Despite its short length, and dependency on your skill levels, Volta was an enjoyable mode; the story itself was okay, despite the cheesy lines and bad acting. Some distinction between teams and difference in players appearances would have been beneficial here; I came across my goalkeeper in almost every team I was against.

Each year the FIFA pendulum swings, giving an advantage to the attackers or defenders, and this year is no exception, favouring more on the defending side. Pace seems to be a bit slower overall but if you do have a speedy winger or attacker you can see the difference, however slight. A new set piece system has been added for both free kicks and penalties. The free kick system draws from an older FIFA feature where you aim with left stick, control power with shoot button and curve with the right stick. Mastering this can get you some skillful free kicks to the top corner.

The usual choice of mode in FIFA was Career Mode, but FUT has become a viable contender and is back again this year with a few improvements. One of those is FUT Friendlies, where you can play against your friends using classic or house skills, and play without threat of contract expiry or injuries to your FUT team. With FUT you also have season objectives; complete season objectives to earn XP to increase your rank and unlock items, varying from packs to cosmetics . FUT added a new comparison menu while you edit your team line-up. Compare players in the transfer market or review the players in your club; it makes for a very handy feature when maximizing chemistry or higher overall score.

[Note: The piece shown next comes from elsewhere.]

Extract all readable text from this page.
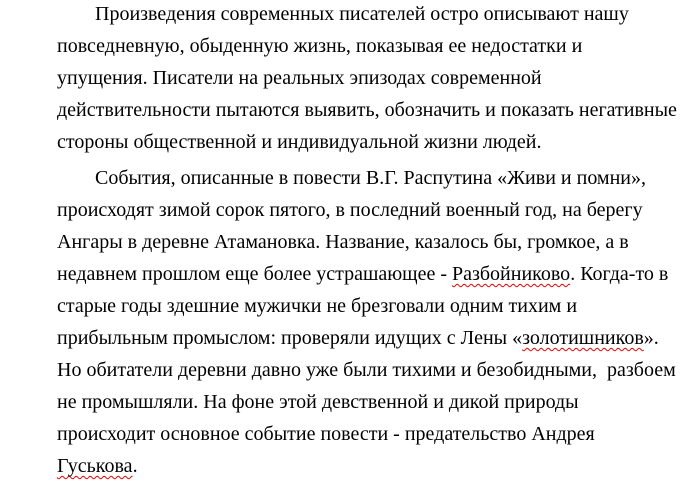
Произведения современных писателей остро описывают нашу повседневную, обыденную жизнь, показывая ее недостатки и упущения. Писатели на реальных эпизодах современной действительности пытаются выявить, обозначить и показать негативные стороны общественной и индивидуальной жизни людей.

События, описанные в повести В.Г. Распутина «Живи и помни», происходят зимой сорок пятого, в последний военный год, на берегу Ангары в деревне Атамановка. Название, казалось бы, громкое, а в недавнем прошлом еще более устрашающее - Разбойниково. Когда-то в старые годы здешние мужички не брезговали одним тихим и прибыльным промыслом: проверяли идущих с Лены «золотишников». Но обитатели деревни давно уже были тихими и безобидными,  разбоем не промышляли. На фоне этой девственной и дикой природы происходит основное событие повести - предательство Андрея Гуськова.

With several new modes under its wing, Kick Off mode can integrate Volta features, or use House Rules, an expanded edition of last year’s modes. Mystery Ball is a fun mode that changes the perk or conditions on the ball every time it is out of play, and, amongst other advantages, can be a neat way to earn some extra goals or increase your speed up the pitch. King of the Hill has you keep possession of the ball inside a perimeter box; keep possession to get a chance of increasing your goal bonus.

Career Mode has some improvements, but not a whole lot to draw you back in. Similar to last year’s title, the new addition of post and pre-match press conferences can slightly improve your team or player moral. The benefits of these are lost when the same questions come up, however, and can become stale and repetitive as you play. In a first for FIFA Career Mode, you can have a female manager.

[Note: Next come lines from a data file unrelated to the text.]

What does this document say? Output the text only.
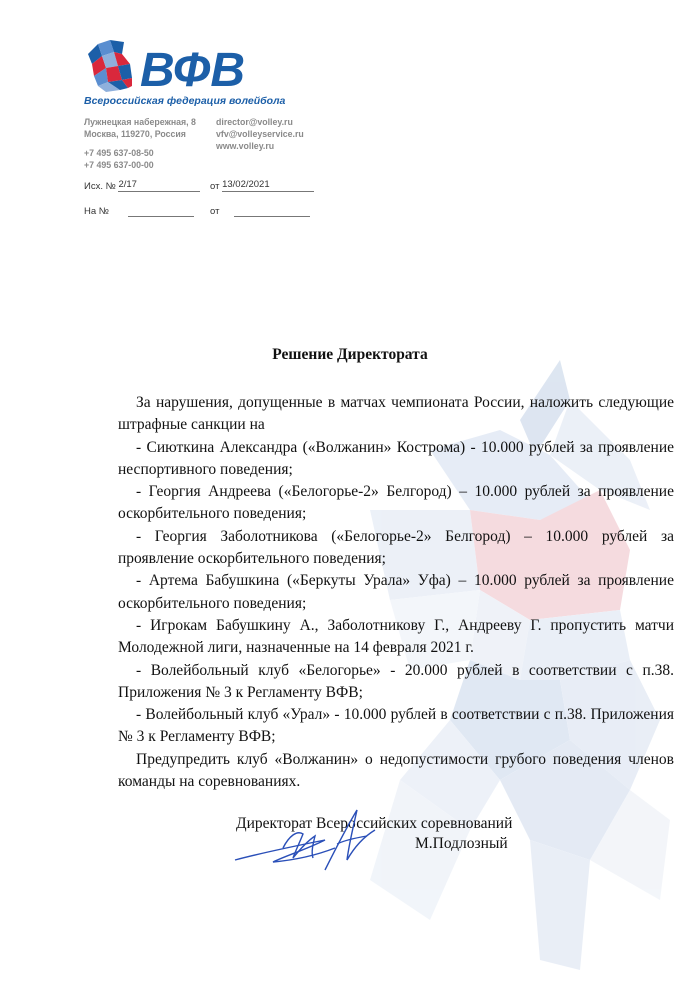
ВФВ
Всероссийская федерация волейбола
Лужнецкая набережная, 8
Москва, 119270, Россия
+7 495 637-08-50
+7 495 637-00-00
director@volley.ru
vfv@volleyservice.ru
www.volley.ru
Исх. № 2/17	от 13/02/2021
На №	от
Решение Директората

За нарушения, допущенные в матчах чемпионата России, наложить следующие штрафные санкции на

- Сиюткина Александра («Волжанин» Кострома) - 10.000 рублей за проявление неспортивного поведения;

- Георгия Андреева («Белогорье-2» Белгород) – 10.000 рублей за проявление оскорбительного поведения;

- Георгия Заболотникова («Белогорье-2» Белгород) – 10.000 рублей за проявление оскорбительного поведения;

- Артема Бабушкина («Беркуты Урала» Уфа) – 10.000 рублей за проявление оскорбительного поведения;

- Игрокам Бабушкину А., Заболотникову Г., Андрееву Г. пропустить матчи Молодежной лиги, назначенные на 14 февраля 2021 г.

- Волейбольный клуб «Белогорье» - 20.000 рублей в соответствии с п.38. Приложения № 3 к Регламенту ВФВ;

- Волейбольный клуб «Урал» - 10.000 рублей в соответствии с п.38. Приложения № 3 к Регламенту ВФВ;

Предупредить клуб «Волжанин» о недопустимости грубого поведения членов команды на соревнованиях.

Директорат Всероссийских соревнований
М.Подлозный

Career mode and FUT will be most of where you time is spent, however with the lack of new features in Career Mode, it has been overlooked somewhat this year. FUT remains popular as ever with new FUT friendlies allowing for some couch co-op, with the added advantage of it not affecting your FUT contracts; this makes it easier to experiment with new line ups and formations. FUT also add new features to search the transfer market or from club direct from your Squad page. House Rules’ Mystery Ball is the winner of FIFA 2020, with the unpredictability of the ball perk keeping the fun going and is the only worthwhile one to play in Kick Off.

With slight improvements to FIFA 20 core gameplay, Volta is a good addition, but is a typical underdog story with a few cheesy lines that confine it to being a once off; there’s no real replay value to be had unless you want a do-over of your play style. Volta itself does offer a throwback to players who loved FIFA Street, and for die-hard, old-school fans, will remind players of indoor football from FIFA 98: Road to World Cup.

In summary, FIFA has taken 1 step forwards and 2 steps back with this year’s game, career mode needs to be improved on while Volta story falls very short.